Look what we've harvested from the polytunnel! A whole wheelbarrow full of giant winter squash, which will hopefully brighten up our meals throughout the darker months. All originating from the Real Seed Catalogue, there are Anna Swartz Hubbard Squash, Waltham Butternut, Burgess Vine Buttercup, Thelma Sanders Sweet Potato (an acorn-type squash) and one which we can't seem to identify - a mystery squash, if you will.
The polytunnel is looking bare after the abundance of greenery which filled it until a couple of weeks ago. This year we are going to try to grow as much as we can over winter, inspired by this book:
How to Grow Food in Your Polytunnel All Year Round by Mark Gatter and Andy McKee.
I'm not sure how the three months of No Direct Sunlight (thanks to the hill to our south) will affect the growth of the rainbow chard, lettuce, broad beans and so on, but we're determined to give it a go. Today I'm planning on buying a trio of garlic bulbs from the Co-op in order to plant them out.

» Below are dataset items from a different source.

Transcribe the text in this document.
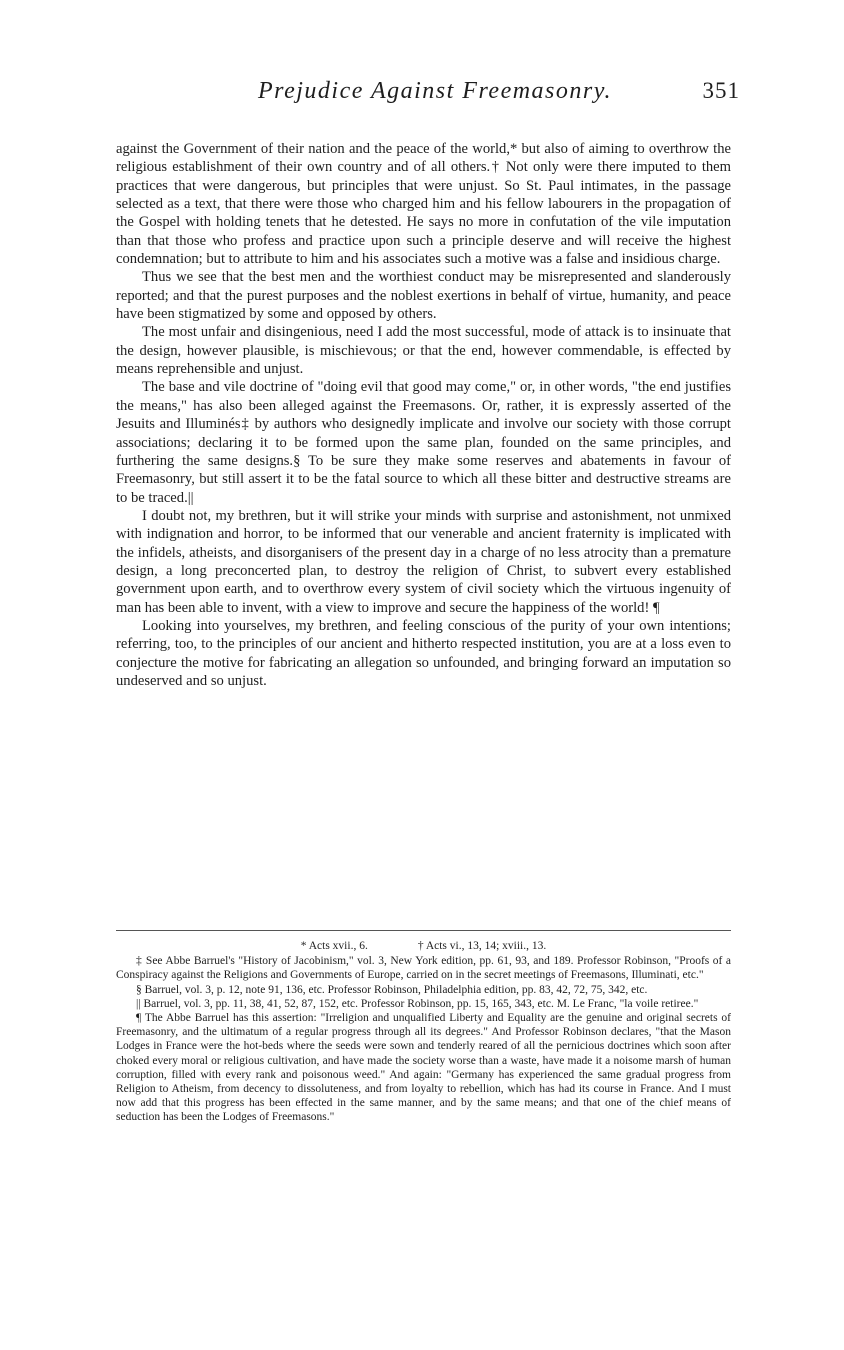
Prejudice Against Freemasonry.	351

against the Government of their nation and the peace of the world,* but also of aiming to overthrow the religious establishment of their own country and of all others.† Not only were there imputed to them practices that were dangerous, but principles that were unjust. So St. Paul intimates, in the passage selected as a text, that there were those who charged him and his fellow labourers in the propagation of the Gospel with holding tenets that he detested. He says no more in confutation of the vile imputation than that those who profess and practice upon such a principle deserve and will receive the highest condemnation; but to attribute to him and his associates such a motive was a false and insidious charge.

Thus we see that the best men and the worthiest conduct may be misrepresented and slanderously reported; and that the purest purposes and the noblest exertions in behalf of virtue, humanity, and peace have been stigmatized by some and opposed by others.

The most unfair and disingenious, need I add the most successful, mode of attack is to insinuate that the design, however plausible, is mischievous; or that the end, however commendable, is effected by means reprehensible and unjust.

The base and vile doctrine of "doing evil that good may come," or, in other words, "the end justifies the means," has also been alleged against the Freemasons. Or, rather, it is expressly asserted of the Jesuits and Illuminés‡ by authors who designedly implicate and involve our society with those corrupt associations; declaring it to be formed upon the same plan, founded on the same principles, and furthering the same designs.§ To be sure they make some reserves and abatements in favour of Freemasonry, but still assert it to be the fatal source to which all these bitter and destructive streams are to be traced.||

I doubt not, my brethren, but it will strike your minds with surprise and astonishment, not unmixed with indignation and horror, to be informed that our venerable and ancient fraternity is implicated with the infidels, atheists, and disorganisers of the present day in a charge of no less atrocity than a premature design, a long preconcerted plan, to destroy the religion of Christ, to subvert every established government upon earth, and to overthrow every system of civil society which the virtuous ingenuity of man has been able to invent, with a view to improve and secure the happiness of the world! ¶

Looking into yourselves, my brethren, and feeling conscious of the purity of your own intentions; referring, too, to the principles of our ancient and hitherto respected institution, you are at a loss even to conjecture the motive for fabricating an allegation so unfounded, and bringing forward an imputation so undeserved and so unjust.

* Acts xvii., 6.	† Acts vi., 13, 14; xviii., 13.

‡ See Abbe Barruel's "History of Jacobinism," vol. 3, New York edition, pp. 61, 93, and 189. Professor Robinson, "Proofs of a Conspiracy against the Religions and Governments of Europe, carried on in the secret meetings of Freemasons, Illuminati, etc."

§ Barruel, vol. 3, p. 12, note 91, 136, etc. Professor Robinson, Philadelphia edition, pp. 83, 42, 72, 75, 342, etc.

|| Barruel, vol. 3, pp. 11, 38, 41, 52, 87, 152, etc. Professor Robinson, pp. 15, 165, 343, etc. M. Le Franc, "la voile retiree."

¶ The Abbe Barruel has this assertion: "Irreligion and unqualified Liberty and Equality are the genuine and original secrets of Freemasonry, and the ultimatum of a regular progress through all its degrees." And Professor Robinson declares, "that the Mason Lodges in France were the hot-beds where the seeds were sown and tenderly reared of all the pernicious doctrines which soon after choked every moral or religious cultivation, and have made the society worse than a waste, have made it a noisome marsh of human corruption, filled with every rank and poisonous weed." And again: "Germany has experienced the same gradual progress from Religion to Atheism, from decency to dissoluteness, and from loyalty to rebellion, which has had its course in France. And I must now add that this progress has been effected in the same manner, and by the same means; and that one of the chief means of seduction has been the Lodges of Freemasons."
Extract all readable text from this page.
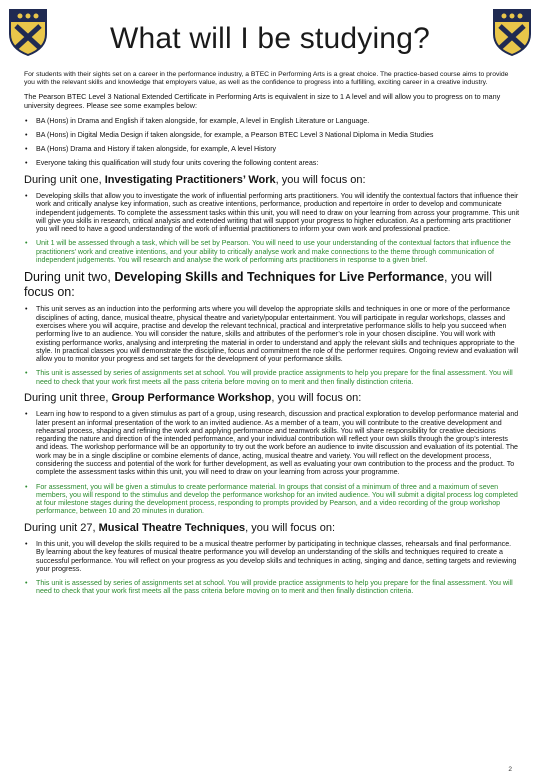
What will I be studying?

For students with their sights set on a career in the performance industry, a BTEC in Performing Arts is a great choice. The practice-based course aims to provide you with the relevant skills and knowledge that employers value, as well as the confidence to progress into a fulfilling, exciting career in a creative industry.

The Pearson BTEC Level 3 National Extended Certificate in Performing Arts is equivalent in size to 1 A level and will allow you to progress on to many university degrees. Please see some examples below:

• BA (Hons) in Drama and English if taken alongside, for example, A level in English Literature or Language.
• BA (Hons) in Digital Media Design if taken alongside, for example, a Pearson BTEC Level 3 National Diploma in Media Studies
• BA (Hons) Drama and History if taken alongside, for example, A level History
• Everyone taking this qualification will study four units covering the following content areas:
During unit one, Investigating Practitioners’ Work, you will focus on:
• Developing skills that allow you to investigate the work of influential performing arts practitioners. You will identify the contextual factors that influence their work and critically analyse key information, such as creative intentions, performance, production and repertoire in order to develop and communicate independent judgements. To complete the assessment tasks within this unit, you will need to draw on your learning from across your programme. This unit will give you skills in research, critical analysis and extended writing that will support your progress to higher education. As a performing arts practitioner you will need to have a good understanding of the work of influential practitioners to inform your own work and professional practice.
• Unit 1 will be assessed through a task, which will be set by Pearson. You will need to use your understanding of the contextual factors that influence the practitioners’ work and creative intentions, and your ability to critically analyse work and make connections to the theme through communication of independent judgements. You will research and analyse the work of performing arts practitioners in response to a given brief.
During unit two, Developing Skills and Techniques for Live Performance, you will focus on:
• This unit serves as an induction into the performing arts where you will develop the appropriate skills and techniques in one or more of the performance disciplines of acting, dance, musical theatre, physical theatre and variety/popular entertainment. You will participate in regular workshops, classes and exercises where you will acquire, practise and develop the relevant technical, practical and interpretative performance skills to help you succeed when performing live to an audience. You will consider the nature, skills and attributes of the performer’s role in your chosen discipline. You will work with existing performance works, analysing and interpreting the material in order to understand and apply the relevant skills and techniques appropriate to the style. In practical classes you will demonstrate the discipline, focus and commitment the role of the performer requires. Ongoing review and evaluation will allow you to monitor your progress and set targets for the development of your performance skills.
• This unit is assessed by series of assignments set at school. You will provide practice assignments to help you prepare for the final assessment. You will need to check that your work first meets all the pass criteria before moving on to merit and then finally distinction criteria.
During unit three, Group Performance Workshop, you will focus on:
• Learn ing how to respond to a given stimulus as part of a group, using research, discussion and practical exploration to develop performance material and later present an informal presentation of the work to an invited audience. As a member of a team, you will contribute to the creative development and rehearsal process, shaping and refining the work and applying performance and teamwork skills. You will share responsibility for creative decisions regarding the nature and direction of the intended performance, and your individual contribution will reflect your own skills through the group’s interests and ideas. The workshop performance will be an opportunity to try out the work before an audience to invite discussion and evaluation of its potential. The work may be in a single discipline or combine elements of dance, acting, musical theatre and variety. You will reflect on the development process, considering the success and potential of the work for further development, as well as evaluating your own contribution to the process and the product. To complete the assessment tasks within this unit, you will need to draw on your learning from across your programme.
• For assessment, you will be given a stimulus to create performance material. In groups that consist of a minimum of three and a maximum of seven members, you will respond to the stimulus and develop the performance workshop for an invited audience. You will submit a digital process log completed at four milestone stages during the development process, responding to prompts provided by Pearson, and a video recording of the group workshop performance, between 10 and 20 minutes in duration.
During unit 27, Musical Theatre Techniques, you will focus on:
• In this unit, you will develop the skills required to be a musical theatre performer by participating in technique classes, rehearsals and final performance. By learning about the key features of musical theatre performance you will develop an understanding of the skills and techniques required to create a successful performance. You will reflect on your progress as you develop skills and techniques in acting, singing and dance, setting targets and reviewing your progress.
• This unit is assessed by series of assignments set at school. You will provide practice assignments to help you prepare for the final assessment. You will need to check that your work first meets all the pass criteria before moving on to merit and then finally distinction criteria.
2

Last winter's garlic did OK (particularly the shop-bought stuff, unfortunately not so much the expensive organic elephant garlic), we just didn't plant enough of it.
I have been looking forward to getting into my birthday present from myself - How to Grow Perennial Vegetables by Martin Crawford - and hoping that perennial vegetables might form part of the solution to the problems we had this spring - the slugs destroying baby seedlings, the rain saturating the soil and the lack of summer sunshine retarding growth. Which reminds me, we need to dig up some of the Jerusalem artichokes and see whether or not their debut season has been successful!